Dans le dernier développement de l'affaire judiciaire visant Begoña Gómez, épouse du Premier ministre espagnol Pedro Sánchez, le groupe Manos Limpias a requis plus de 10 ans de prison à son encontre pour trafic d'influence et détournement de fonds, suite à la récente décision du juge Peinado de renvoyer l'affaire devant un tribunal populaire. Il réclame également plus de deux ans de prison pour l'homme d'affaires Juan Carlos Barrabés. La défense de Gómez accuse le juge de violation des droits en avançant sans répondre aux appels.
Suite à la décision du juge Juan Carlos Peinado en avril 2026 proposant un procès devant un jury pour Begoña Gómez pour détournement de fonds, trafic d'influence, corruption dans le secteur privé et appropriation indue—liés à son rôle dans une chaire de l'Université Complutense et à des activités commerciales connexes—le groupe d'extrême droite Manos Limpias a déposé vendredi un mémoire d'accusation réclamant plus de 10 ans de prison pour Gómez pour trafic d'influence et détournement de fonds publics en série.

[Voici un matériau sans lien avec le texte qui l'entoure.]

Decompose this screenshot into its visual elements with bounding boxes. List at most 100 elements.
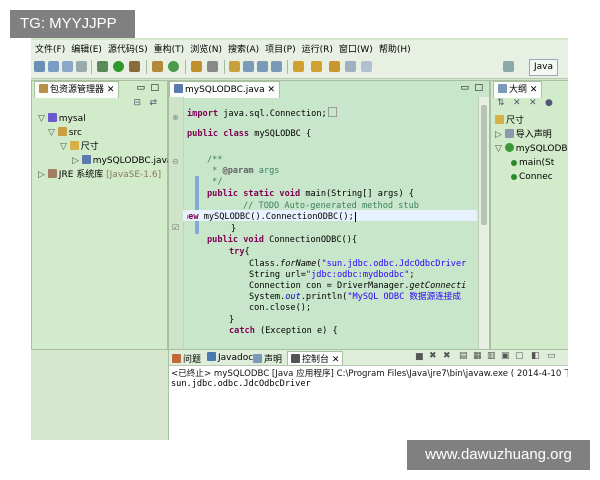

Manos Limpias allègue que Gómez a utilisé sa position d'épouse de Pedro Sánchez pour influencer la création par l'université de la Chaire de Transformation Sociale Compétitive, qu'elle a codirigée (bénévole depuis 2020, après avoir perçu environ 40 000 euros pour des rôles précédents depuis 2012), en s'appropriant des logiciels destinés à la commercialisation privée d'une valeur d'environ 15 000 euros. Ils affirment également qu'elle a émis des lettres de recommandation facilitant l'accès de l'entreprise de Barrabés à des appels d'offres de l'entité Red.es financés par l'UE.
Le mémoire requiert deux ans et trois mois de prison pour Barrabés pour trafic d'influence, notant une possible prévarication dans la nomination de Gómez, mais la jugeant inopportune pour le moment.
La défense de Gómez, dirigée par Antonio Camacho, contre-attaque en accusant Peinado de procédures « anormalement accélérées », créant une situation de défense impossible en ne résolvant pas l'appel contre la procédure devant jury, violant ainsi les droits à une protection judiciaire effective et au contrôle judiciaire.